While stakeholder engagement can make or break a development, there are things you can do to boost your chances of success – as Rund Partnership associate director Phil Smith explains
Stakeholder engagement is vital to the successful delivery and completion of any project, so much so, that at Rund we consider it with the same importance as cost, value, and quality. Ineffective stakeholder engagement can be dangerous and has the power to derail projects, delay approvals, and push activity beyond budget.
These adverse effects, however, can be carefully avoided. With the right level of planning, strategy, and expertise, you can ensure that project managers are well equipped to navigate a project to timely completion and within budget. Whilst no two projects are the same, there are certain considerations that should feed into developing any tailored stakeholder engagement strategy, to ensure lasting success.
Historically, the success of a construction project has been judged on cost, quality, and time, though this has now evolved to include complex variables. Navigating these variables can be easy, provided effort and energy is directed behind these three principles.
There are many intricacies involved in construction projects, which often means there are a diverse range of stakeholders, all or some of which may have differing interests throughout the project lifecycle. Identifying who these stakeholders are, and what their motivations and demands would be, is vital for the successful engagement and management of a project.
This also helps to inform on which stakeholders need to be involved in specific parts of the project and at what times. When considering an engagement strategy, this is one of the very first steps to take, so that the appropriate stakeholders are engaged from the inception of every project.
Understandably, stakeholder demands are dynamic and as such, regular analysis of their interests needs to be investigated at key stages of the project – from preparation to design and conception, right through to construction.
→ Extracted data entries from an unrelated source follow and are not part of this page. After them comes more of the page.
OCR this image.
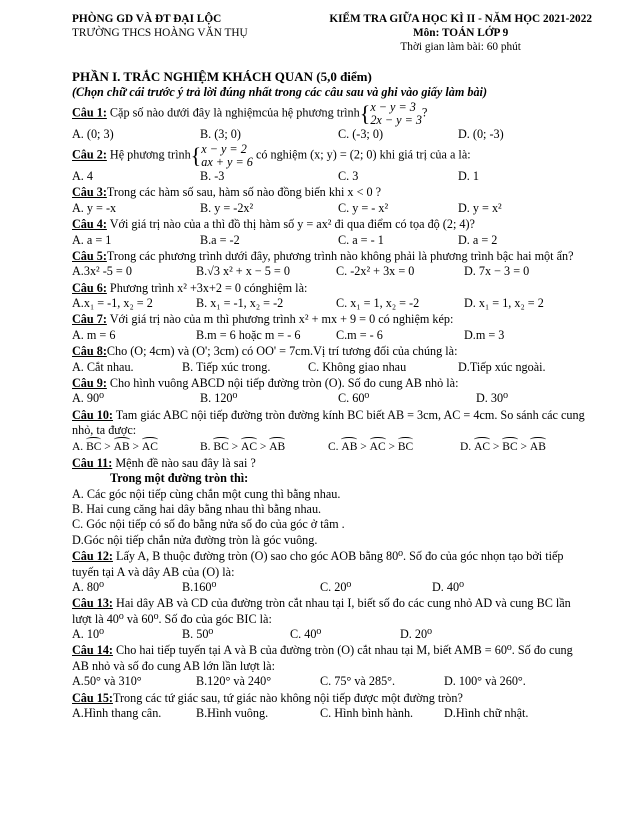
PHÒNG GD VÀ ĐT ĐẠI LỘC
TRƯỜNG THCS HOÀNG VĂN THỤ
KIỂM TRA GIỮA HỌC KÌ II - NĂM HỌC 2021-2022
Môn: TOÁN LỚP 9
Thời gian làm bài: 60 phút
PHẦN I. TRẮC NGHIỆM KHÁCH QUAN (5,0 điểm)
(Chọn chữ cái trước ý trả lời đúng nhất trong các câu sau và ghi vào giấy làm bài)
Câu 1: Cặp số nào dưới đây là nghiệmcủa hệ phương trình{x − y = 3
2x − y = 3?
A. (0; 3)	B. (3; 0)	C. (-3; 0)	D. (0; -3)
Câu 2: Hệ phương trình{x − y = 2
ax + y = 6 có nghiệm (x; y) = (2; 0) khi giá trị của a là:
A. 4	B. -3	C. 3	D. 1
Câu 3:Trong các hàm số sau, hàm số nào đồng biến khi x < 0 ?
A. y = -x	B. y = -2x²	C. y = - x²	D. y = x²
Câu 4: Với giá trị nào của a thì đồ thị hàm số y = ax² đi qua điểm có tọa độ (2; 4)?
A. a = 1	B.a = -2	C. a = - 1	D. a = 2
Câu 5:Trong các phương trình dưới đây, phương trình nào không phải là phương trình bậc hai một ẩn?
A.3x² -5 = 0	B.√3 x² + x − 5 = 0	C. -2x² + 3x = 0	D. 7x − 3 = 0
Câu 6: Phương trình x² +3x+2 = 0 cónghiệm là:
A.x₁ = -1, x₂ = 2	B. x₁ = -1, x₂ = -2	C. x₁ = 1, x₂ = -2	D. x₁ = 1, x₂ = 2
Câu 7: Với giá trị nào của m thì phương trình x² + mx + 9 = 0 có nghiệm kép:
A. m = 6	B.m = 6 hoặc m = - 6	C.m = - 6	D.m = 3
Câu 8:Cho (O; 4cm) và (O'; 3cm) có OO' = 7cm.Vị trí tương đối của chúng là:
A. Cắt nhau.	B. Tiếp xúc trong.	C. Không giao nhau	D.Tiếp xúc ngoài.
Câu 9: Cho hình vuông ABCD nội tiếp đường tròn (O). Số đo cung AB nhỏ là:
A. 90⁰	B. 120⁰	C. 60⁰	D. 30⁰
Câu 10: Tam giác ABC nội tiếp đường tròn đường kính BC biết AB = 3cm, AC = 4cm. So sánh các cung nhỏ, ta được:
A. BC > AB > AC	B. BC > AC > AB	C. AB > AC > BC	D. AC > BC > AB
Câu 11: Mệnh đề nào sau đây là sai ?
Trong một đường tròn thì:
A. Các góc nội tiếp cùng chắn một cung thì bằng nhau.
B. Hai cung căng hai dây bằng nhau thì bằng nhau.
C. Góc nội tiếp có số đo bằng nửa số đo của góc ở tâm .
D.Góc nội tiếp chắn nửa đường tròn là góc vuông.
Câu 12: Lấy A, B thuộc đường tròn (O) sao cho góc AOB bằng 80⁰. Số đo của góc nhọn tạo bởi tiếp tuyến tại A và dây AB của (O) là:
A. 80⁰	B.160⁰	C. 20⁰	D. 40⁰
Câu 13: Hai dây AB và CD của đường tròn cắt nhau tại I, biết số đo các cung nhỏ AD và cung BC lần lượt là 40⁰ và 60⁰. Số đo của góc BIC là:
A. 10⁰	B. 50⁰	C. 40⁰	D. 20⁰
Câu 14: Cho hai tiếp tuyến tại A và B của đường tròn (O) cắt nhau tại M, biết AMB = 60⁰. Số đo cung AB nhỏ và số đo cung AB lớn lần lượt là:
A.50° và 310°	B.120° và 240°	C. 75° và 285°.	D. 100° và 260°.
Câu 15:Trong các tứ giác sau, tứ giác nào không nội tiếp được một đường tròn?
A.Hình thang cân.	B.Hình vuông.	C. Hình bình hành.	D.Hình chữ nhật.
Involvement and expectation management
One of the most important ways to maintain positive favour with stakeholders is by keeping them involved. We have witnessed other projects fail due to poor scope of work definition, which in turn can lead to negative community reaction to a project.
Rising above these challenges requires early involvement from stakeholders. This is vital in being able to clearly define and set out the project scope and goals. It also helps to avert negative community sentiment and eases the pressure on wasted resources.
“Failure to balance or address any concerns that a stakeholder has can have a crippling impact on the project itself and the reputation of all involved”
At Rund, we believe managing stakeholders and understanding when to involve them in decision-making is a vital skill for effective project management. However, the prudence to manage stakeholder expectations is often overlooked across the industry, resulting in disappointment at project completion.
This is due to a failure to balance or address any concerns that a stakeholder has around the progress or results of a project, which can have a crippling impact on the project itself and the reputation of all involved. In the same vein, differing or conflicting objectives among stakeholders can impede the progress of a project.
Therefore, involving stakeholders at the front end of planning, and further integrating them into the project team so that they understand decisions, can help to avoid cost overruns, dissatisfaction, and conflicts.
Building trust and maintaining relationships
Positive relationships with stakeholders can often directly correlate with the smooth running of a project through consensus decision-making. This can be achieved by building and developing trust, while displaying an honest commitment to the project at hand. Showing that you care, and truly meaning it, can make a world of difference to a stakeholder.
Who you are trying to forge a relationship with will determine the strategies used, but making a clear and direct effort to understand the emotional motivations behind a project from a stakeholder’s perspective can shift the dial in favour of support.
However, relationship building cannot be won overnight, and once achieved it has to be maintained. Whether through feedback mechanisms used to track changes in stakeholder interests or through regular events and updates, developing trust should not be rushed; and for the relationship to be sustained throughout the project, it has to be nurtured.
The three principles I’ve outlined fall neatly into the importance of displaying commitment and exercising high-level communication when considering stakeholder-engagement strategies. Implementing this throughout the project lifecycle will not only help to deliver the long-term success of a project, it ensures the project is well received while meeting commercial targets.